Bioassays such as those can be difficult to perform and they rely on a high background level of live varroa to be present in the sample. As such, DNA-based assays can be more easily applied, but do have the drawback that they are generally highly targeted to the mutation(s) of interest. That’s not such an issue for the highly targeted mutations of pyrethroid resistance, but may be more important for any amitraz resistance reported here.

To go with our pyrethroid resistance assays, at dnature we have recently developed rapid screening tests for both amitraz mutations, Y215H and N87S, down to the level of a single varroa.
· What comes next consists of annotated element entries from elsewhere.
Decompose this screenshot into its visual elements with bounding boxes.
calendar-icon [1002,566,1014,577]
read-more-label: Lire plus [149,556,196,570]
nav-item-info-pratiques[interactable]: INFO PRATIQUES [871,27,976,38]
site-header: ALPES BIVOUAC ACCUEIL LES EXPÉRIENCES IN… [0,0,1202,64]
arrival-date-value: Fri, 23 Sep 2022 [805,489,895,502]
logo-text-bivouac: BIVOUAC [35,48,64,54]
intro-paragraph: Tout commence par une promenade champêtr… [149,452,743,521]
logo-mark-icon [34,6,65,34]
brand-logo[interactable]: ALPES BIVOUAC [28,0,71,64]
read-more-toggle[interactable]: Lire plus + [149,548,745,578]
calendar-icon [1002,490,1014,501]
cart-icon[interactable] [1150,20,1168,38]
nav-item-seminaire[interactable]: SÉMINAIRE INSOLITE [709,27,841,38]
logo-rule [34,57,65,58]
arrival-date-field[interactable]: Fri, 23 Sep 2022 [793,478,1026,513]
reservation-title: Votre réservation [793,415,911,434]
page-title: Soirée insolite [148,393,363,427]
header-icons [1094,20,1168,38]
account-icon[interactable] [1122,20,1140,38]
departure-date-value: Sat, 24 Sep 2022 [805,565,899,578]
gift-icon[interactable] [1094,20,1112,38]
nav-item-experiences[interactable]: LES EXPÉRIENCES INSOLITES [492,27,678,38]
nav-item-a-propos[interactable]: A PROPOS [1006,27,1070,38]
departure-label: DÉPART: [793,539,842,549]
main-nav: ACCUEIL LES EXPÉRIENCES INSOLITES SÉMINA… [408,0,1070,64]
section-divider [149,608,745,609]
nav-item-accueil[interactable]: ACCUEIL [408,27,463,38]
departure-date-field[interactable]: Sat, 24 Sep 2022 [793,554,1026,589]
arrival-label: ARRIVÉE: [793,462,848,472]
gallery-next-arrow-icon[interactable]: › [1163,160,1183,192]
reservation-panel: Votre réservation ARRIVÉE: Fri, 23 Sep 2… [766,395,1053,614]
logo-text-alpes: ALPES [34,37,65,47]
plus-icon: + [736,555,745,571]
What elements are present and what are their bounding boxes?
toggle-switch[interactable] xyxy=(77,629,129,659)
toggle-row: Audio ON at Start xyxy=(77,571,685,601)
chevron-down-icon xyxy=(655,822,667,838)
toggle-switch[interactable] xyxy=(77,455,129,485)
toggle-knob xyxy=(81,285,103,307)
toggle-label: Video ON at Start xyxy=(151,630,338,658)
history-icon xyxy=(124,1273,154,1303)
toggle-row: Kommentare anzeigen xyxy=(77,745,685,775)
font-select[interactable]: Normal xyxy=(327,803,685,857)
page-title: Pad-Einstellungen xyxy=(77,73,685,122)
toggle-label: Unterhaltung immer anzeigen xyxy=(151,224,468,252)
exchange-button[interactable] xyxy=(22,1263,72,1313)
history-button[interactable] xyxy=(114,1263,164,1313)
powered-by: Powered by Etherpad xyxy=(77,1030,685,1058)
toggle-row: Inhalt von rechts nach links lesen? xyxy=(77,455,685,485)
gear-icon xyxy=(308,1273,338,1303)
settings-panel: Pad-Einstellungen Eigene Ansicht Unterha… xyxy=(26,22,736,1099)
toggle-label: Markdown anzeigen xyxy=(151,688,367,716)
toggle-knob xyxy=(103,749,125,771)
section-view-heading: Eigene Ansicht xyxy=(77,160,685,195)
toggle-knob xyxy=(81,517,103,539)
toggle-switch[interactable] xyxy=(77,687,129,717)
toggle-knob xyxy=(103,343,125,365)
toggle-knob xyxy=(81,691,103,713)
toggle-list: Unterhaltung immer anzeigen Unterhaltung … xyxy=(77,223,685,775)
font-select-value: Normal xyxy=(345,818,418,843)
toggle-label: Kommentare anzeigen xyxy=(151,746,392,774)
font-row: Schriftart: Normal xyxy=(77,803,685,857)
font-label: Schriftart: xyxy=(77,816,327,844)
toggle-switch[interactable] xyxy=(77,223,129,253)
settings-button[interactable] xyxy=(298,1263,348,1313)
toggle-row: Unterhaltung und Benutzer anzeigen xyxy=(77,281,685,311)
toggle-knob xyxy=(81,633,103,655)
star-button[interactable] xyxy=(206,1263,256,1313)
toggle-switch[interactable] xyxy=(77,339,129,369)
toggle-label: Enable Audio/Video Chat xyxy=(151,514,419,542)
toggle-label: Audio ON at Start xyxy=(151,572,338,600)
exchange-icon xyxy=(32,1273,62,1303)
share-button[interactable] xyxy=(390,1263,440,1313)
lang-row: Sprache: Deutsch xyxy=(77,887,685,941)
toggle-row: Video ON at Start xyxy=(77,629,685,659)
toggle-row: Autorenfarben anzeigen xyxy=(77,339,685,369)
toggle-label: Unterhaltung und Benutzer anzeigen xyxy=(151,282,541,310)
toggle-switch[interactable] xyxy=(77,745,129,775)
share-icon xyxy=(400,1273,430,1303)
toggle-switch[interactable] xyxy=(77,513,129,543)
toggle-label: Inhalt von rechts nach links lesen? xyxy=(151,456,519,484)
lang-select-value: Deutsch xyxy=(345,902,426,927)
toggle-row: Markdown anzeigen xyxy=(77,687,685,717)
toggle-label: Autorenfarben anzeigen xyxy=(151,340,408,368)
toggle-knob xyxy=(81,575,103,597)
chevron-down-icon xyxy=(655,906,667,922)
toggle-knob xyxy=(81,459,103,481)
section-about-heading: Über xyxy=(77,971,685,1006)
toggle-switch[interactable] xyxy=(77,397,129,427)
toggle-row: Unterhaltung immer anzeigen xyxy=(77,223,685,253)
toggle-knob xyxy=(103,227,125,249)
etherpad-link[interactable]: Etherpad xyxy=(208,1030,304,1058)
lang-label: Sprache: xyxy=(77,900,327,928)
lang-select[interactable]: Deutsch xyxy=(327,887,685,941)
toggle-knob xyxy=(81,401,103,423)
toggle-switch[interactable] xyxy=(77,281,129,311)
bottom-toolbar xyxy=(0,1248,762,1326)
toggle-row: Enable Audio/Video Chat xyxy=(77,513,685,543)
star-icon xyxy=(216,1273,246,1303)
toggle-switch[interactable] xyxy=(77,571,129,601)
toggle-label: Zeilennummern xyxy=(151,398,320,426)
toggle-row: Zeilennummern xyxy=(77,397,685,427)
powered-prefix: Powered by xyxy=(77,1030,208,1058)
However, the presence of mutations in different areas of the octopamine receptor gene suggests that other mutations may also cause treatment resistance, as compared to the highly localised mutations for pyrethroid resistance. Simply put, identifying amitraz resistance might not be so simple.

Suspect resistance?

We should definitely be looking for it though so, if you suspect resistance, keep the varroa from your alcohol/sugar/CO2 shake and notify the supplier of the treatment. The manufacturers want to know of any suspected resistance issues and are obliged to act on reports. Once you’ve stored the (labelled) samples, an alternative treatment can be immediately applied. The DNA based tests for resistance mutations can be applied to the dead varroa from all monitoring regimes.

Beekeepers complain the manufacturers “don’t do anything about resistance”. Why? Because the suppliers and manufacturers receive very few reports of it!

Report it and remember, keep the varroa from your monitoring that made you suspect resistance in the first place.

John Mackay is a molecular biologist and the technical director of Gisborne-based lab dnature diagnostics and logistics, as well as a hobby beekeeper.